С т р. 452. Гиды — монастырь Гиды близ Винчестера в области Гантской (см. О. Тьерри, ч. I, стр. 252).
С т р. 452. Вильгельм I Завоеватель (1027–1087) — герцог Нормандии, с 1066 г. — король Англии.
С т р. 454. «Во многом ве́дении…» — Не совсем точная цитата из «Книги Экклезиаста, или Проповедника», гл. 1, стих 18.
С т р. 459. Арфа Эола — (миф.) арфа бога ветров, издававшая нежные звуки при восходе солнца и самом легком ветре.
С т р. 461. Епископ байеский — епископ города Байё (Bayeux) в кальвадосском департаменте Нормандии. С 1049 года епископом байёским был Одо (1036–1097), сводный брат и ближайший сподвижник Вильгельма I Завоевателя. В 1082 г. Одо был заключен в крепость, где провел пять лет.
(Стр. 462)
Впервые напечатано в газете «Нижегородский листок», 1896, № 163, 15 июня. Подпись: Некто X. (О принадлежности этого псевдонима Горькому см. в примечаниях к очерку «Артист».)
Печатается по тексту газеты с исправлением опечатки на стр. 463, строка 16: «болтая» вместо «болтал».
(Стр. 467)
Впервые, с подзаголовком «Роман», напечатало в газете «Нижегородский листок», 1896, № 164, 16 июня.
В 1898 г., готовя к печати третий том «Очерков и рассказов», Горький предполагал включить в него рассказ «Трубочист». Он писал С. П. Дороватовскому: «При сем посылаю Вам транспорт: „Варенька Олесова“, „Самоубийст<во>“, „Месть“, „Трубочист“, „Однажды осенью“» (Г-30, т. 28, стр. 33). Рассказ, однако, в третьем томе помещен не был.
В Архиве А. М. Горького сохранился вырезанный из газеты текст рассказа, наклеенный на листы писчей линованной бумаги, со значительной авторской правкой. Угол одного газетного столбца, наклеенного на бумагу, оборван, и недостающие слова дописаны рукой автора. Заключительные абзацы газетного текста обрезаны; вместо них автором от руки написаны две заключительные строки.
Редактируя рассказ, Горький снял подзаголовок и произвел ряд сокращений. Существенно изменена концовка рассказа (см. варианты).
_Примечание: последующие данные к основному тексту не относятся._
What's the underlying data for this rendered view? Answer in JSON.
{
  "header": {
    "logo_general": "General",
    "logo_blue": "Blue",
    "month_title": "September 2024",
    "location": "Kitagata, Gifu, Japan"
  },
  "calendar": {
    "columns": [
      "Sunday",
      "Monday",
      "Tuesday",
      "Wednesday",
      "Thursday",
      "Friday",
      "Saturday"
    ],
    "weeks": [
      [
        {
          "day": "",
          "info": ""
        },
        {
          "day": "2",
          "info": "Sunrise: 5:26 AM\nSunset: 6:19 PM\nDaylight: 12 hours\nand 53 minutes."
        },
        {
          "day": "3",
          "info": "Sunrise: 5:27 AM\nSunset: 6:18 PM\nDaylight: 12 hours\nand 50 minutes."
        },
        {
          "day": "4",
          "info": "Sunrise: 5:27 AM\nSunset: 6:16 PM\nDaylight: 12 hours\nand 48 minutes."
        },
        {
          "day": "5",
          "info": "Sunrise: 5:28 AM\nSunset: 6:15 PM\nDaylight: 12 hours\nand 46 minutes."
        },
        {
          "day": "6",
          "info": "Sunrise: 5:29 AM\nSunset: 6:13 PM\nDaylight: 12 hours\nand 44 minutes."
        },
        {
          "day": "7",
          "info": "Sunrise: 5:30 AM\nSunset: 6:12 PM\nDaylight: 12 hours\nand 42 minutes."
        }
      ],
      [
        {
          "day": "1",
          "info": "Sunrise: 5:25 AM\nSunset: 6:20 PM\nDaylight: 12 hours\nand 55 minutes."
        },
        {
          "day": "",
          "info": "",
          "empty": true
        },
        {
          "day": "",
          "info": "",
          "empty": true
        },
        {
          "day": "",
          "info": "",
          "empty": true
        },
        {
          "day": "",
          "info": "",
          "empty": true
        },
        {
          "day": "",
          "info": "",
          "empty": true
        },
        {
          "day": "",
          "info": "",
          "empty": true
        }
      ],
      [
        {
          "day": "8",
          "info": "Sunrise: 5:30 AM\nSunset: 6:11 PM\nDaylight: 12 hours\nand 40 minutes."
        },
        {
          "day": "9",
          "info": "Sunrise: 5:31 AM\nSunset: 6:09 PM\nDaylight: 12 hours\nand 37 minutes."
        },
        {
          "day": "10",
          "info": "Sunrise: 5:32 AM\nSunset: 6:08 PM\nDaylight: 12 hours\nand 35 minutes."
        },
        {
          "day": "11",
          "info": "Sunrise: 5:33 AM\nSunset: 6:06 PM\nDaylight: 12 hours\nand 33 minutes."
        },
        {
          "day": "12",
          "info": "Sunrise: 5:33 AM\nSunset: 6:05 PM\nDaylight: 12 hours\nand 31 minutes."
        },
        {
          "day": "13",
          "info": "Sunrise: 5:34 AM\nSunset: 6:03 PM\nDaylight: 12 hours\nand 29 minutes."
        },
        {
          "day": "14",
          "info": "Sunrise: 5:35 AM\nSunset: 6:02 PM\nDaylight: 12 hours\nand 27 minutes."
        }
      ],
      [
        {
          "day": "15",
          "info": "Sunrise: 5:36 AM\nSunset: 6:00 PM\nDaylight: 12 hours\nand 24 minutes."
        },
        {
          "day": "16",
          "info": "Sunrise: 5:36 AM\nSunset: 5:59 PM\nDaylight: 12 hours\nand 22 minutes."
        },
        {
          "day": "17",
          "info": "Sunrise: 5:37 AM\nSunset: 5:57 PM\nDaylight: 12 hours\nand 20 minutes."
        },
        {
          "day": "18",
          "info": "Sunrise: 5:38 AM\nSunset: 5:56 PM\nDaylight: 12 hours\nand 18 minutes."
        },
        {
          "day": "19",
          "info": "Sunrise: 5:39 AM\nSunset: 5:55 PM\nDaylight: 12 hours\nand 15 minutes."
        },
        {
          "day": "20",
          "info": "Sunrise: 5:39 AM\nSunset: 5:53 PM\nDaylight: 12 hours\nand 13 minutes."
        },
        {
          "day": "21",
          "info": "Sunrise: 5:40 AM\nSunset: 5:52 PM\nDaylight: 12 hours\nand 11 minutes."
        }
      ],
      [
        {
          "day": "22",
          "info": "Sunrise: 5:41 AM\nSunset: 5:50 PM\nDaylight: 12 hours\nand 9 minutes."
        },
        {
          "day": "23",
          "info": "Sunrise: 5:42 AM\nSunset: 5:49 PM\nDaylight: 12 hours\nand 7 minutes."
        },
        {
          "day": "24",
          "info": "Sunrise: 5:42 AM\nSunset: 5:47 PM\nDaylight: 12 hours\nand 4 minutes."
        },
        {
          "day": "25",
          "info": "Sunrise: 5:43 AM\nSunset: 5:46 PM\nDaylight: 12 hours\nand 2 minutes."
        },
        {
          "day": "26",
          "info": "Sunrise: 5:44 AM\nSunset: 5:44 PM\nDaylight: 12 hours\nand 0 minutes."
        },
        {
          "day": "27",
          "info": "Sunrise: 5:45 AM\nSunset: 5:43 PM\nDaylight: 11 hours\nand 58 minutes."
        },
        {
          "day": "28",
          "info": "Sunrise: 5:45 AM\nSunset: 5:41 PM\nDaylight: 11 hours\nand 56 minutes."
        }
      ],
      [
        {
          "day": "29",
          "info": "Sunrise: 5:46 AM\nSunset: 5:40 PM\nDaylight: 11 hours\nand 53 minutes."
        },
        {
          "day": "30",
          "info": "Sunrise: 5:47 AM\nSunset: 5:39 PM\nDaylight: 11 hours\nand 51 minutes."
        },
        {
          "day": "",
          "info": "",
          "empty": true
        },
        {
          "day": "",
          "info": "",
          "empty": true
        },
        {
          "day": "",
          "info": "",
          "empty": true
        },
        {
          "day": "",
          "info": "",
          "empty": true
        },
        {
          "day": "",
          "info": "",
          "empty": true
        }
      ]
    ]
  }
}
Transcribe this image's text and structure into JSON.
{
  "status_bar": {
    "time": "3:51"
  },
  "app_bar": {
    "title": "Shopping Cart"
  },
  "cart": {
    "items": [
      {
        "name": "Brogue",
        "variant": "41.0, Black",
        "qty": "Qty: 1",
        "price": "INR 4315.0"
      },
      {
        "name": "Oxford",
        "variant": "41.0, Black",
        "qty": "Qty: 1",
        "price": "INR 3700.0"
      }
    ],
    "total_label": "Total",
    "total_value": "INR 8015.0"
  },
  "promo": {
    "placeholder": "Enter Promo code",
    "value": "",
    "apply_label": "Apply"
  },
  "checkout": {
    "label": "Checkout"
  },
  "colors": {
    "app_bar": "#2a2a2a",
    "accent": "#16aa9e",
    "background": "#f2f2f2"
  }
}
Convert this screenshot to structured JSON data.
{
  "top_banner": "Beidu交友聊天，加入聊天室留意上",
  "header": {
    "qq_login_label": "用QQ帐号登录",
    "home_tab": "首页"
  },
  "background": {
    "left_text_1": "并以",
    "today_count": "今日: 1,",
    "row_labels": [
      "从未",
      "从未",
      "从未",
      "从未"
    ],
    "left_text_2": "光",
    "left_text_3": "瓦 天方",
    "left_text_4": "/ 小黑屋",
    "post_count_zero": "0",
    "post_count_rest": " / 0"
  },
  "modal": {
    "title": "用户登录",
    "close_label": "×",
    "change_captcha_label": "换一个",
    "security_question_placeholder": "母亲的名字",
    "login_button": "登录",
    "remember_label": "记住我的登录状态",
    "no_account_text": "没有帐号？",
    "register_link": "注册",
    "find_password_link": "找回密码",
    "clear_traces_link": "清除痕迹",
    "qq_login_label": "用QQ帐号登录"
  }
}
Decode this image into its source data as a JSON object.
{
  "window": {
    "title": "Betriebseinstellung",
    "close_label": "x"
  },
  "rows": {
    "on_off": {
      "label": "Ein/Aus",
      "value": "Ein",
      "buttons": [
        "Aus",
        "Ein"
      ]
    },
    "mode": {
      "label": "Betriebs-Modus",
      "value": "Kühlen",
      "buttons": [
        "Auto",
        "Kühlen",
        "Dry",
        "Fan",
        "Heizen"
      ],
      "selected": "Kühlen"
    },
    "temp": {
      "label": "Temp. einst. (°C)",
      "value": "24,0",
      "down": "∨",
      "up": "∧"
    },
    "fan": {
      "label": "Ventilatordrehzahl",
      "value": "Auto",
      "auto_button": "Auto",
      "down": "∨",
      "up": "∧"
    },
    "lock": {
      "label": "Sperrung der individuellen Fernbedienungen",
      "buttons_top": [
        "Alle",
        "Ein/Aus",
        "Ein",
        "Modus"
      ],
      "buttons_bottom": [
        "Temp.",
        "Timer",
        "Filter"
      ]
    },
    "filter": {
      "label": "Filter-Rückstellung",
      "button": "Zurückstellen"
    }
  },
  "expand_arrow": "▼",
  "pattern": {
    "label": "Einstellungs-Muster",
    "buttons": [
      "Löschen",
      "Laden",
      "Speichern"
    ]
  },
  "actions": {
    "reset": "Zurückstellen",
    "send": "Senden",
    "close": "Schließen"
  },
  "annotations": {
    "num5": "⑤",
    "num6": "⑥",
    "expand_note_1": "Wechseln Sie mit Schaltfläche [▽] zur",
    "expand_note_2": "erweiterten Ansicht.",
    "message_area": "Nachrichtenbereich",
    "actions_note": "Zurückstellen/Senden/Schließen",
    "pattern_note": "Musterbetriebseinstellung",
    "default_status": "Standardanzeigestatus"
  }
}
Печатается по тексту газетной вырезки, правленному автором (ХПГ-46-18-1), с поправлением: «отклонял ее голову» (стр. 470, строки 37–38) вместо «отклоняя ее голову».
(Стр. 475)
Впервые напечатано в газете «Нижегородский листок», 1896, № 173, 25 июня, и № 181, 3 июля.
Печатается по тексту газеты с исправлением нумерации глав рассказа и опечаток: «ложном» (стр. 477, строка 10) вместо «сложном»; «не поддастся» (стр. 479, строки 40–41) вместо «не поддается»; «думала» (стр. 495, строка 5) вместо «подумала».
27 июня 1896 г. Горький писал Е. П. Волжиной: «Обрати внимание, Катя, на мой этюд „Открытие“, напечатанный в „Нижегор<одском> листке“, прочитай его и скажи мне свое мнение. То, о чем я писал там, всегда так сильно смущает мою душу. Я считаю ее правой — но я не знаю, когда она лгала — в первом или во втором случае. Я знаю одно — она его не любила; когда любят, не прибегают к таким уловкам» (Архив ГV, стр. 38–39).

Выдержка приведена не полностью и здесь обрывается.